Engineering Asymmetric Electronic Structure of Co─N─C Single-Atomic Sites Toward Excellent Electrochemical H2O2 Production and Biomass Upgrading

To advance electrochemical H₂O₂ production and unravel catalytic mechanisms, the precise structural coordination of single-atomic M-N-C electrocatalysts is urgently required. Herein, the Co─N₅ site with an asymmetric electronic configuration is constructed to boost the two-electron oxygen reduction reaction (2e⁻ ORR) compared to symmetric Co─N₄, effectively overcoming the trade-off between activity and selectivity in H₂O₂ production. Both experimental and theoretical analyses demonstrate that breaking the symmetry of Co─N sites promotes the activation of O₂ molecules and moderates the adsorption of the key *OOH intermediate by disrupting the linear scaling relationship for intermediates adsorption. This modulation enables efficient H₂O₂ production and its effective retention for subsequent applications. As a proof of concept, Co─N₅ achieves a H₂O₂ production rate as high as 16.1 mol g_cat⁻¹ h⁻¹ in a flow cell, outperforming most recently reported counterparts.

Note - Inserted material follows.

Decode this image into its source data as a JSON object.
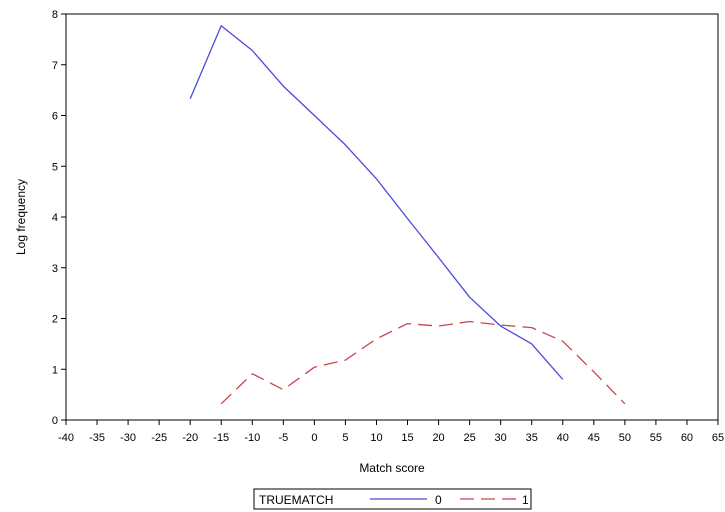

Furthermore, the coupling of 2e⁻ ORR with the oxidation of cellulose-derived carbohydrates accomplishes high formic acid yields (84.1% from glucose and 62.0%–92.1% from other substrates), underpinning the sustainable electro-refinery for biomass valorization at ambient conditions. By elucidating the intrinsic relationship between 2e⁻ ORR and the asymmetry of single-atomic sites, this work paves the way for high-performance electrosynthesis.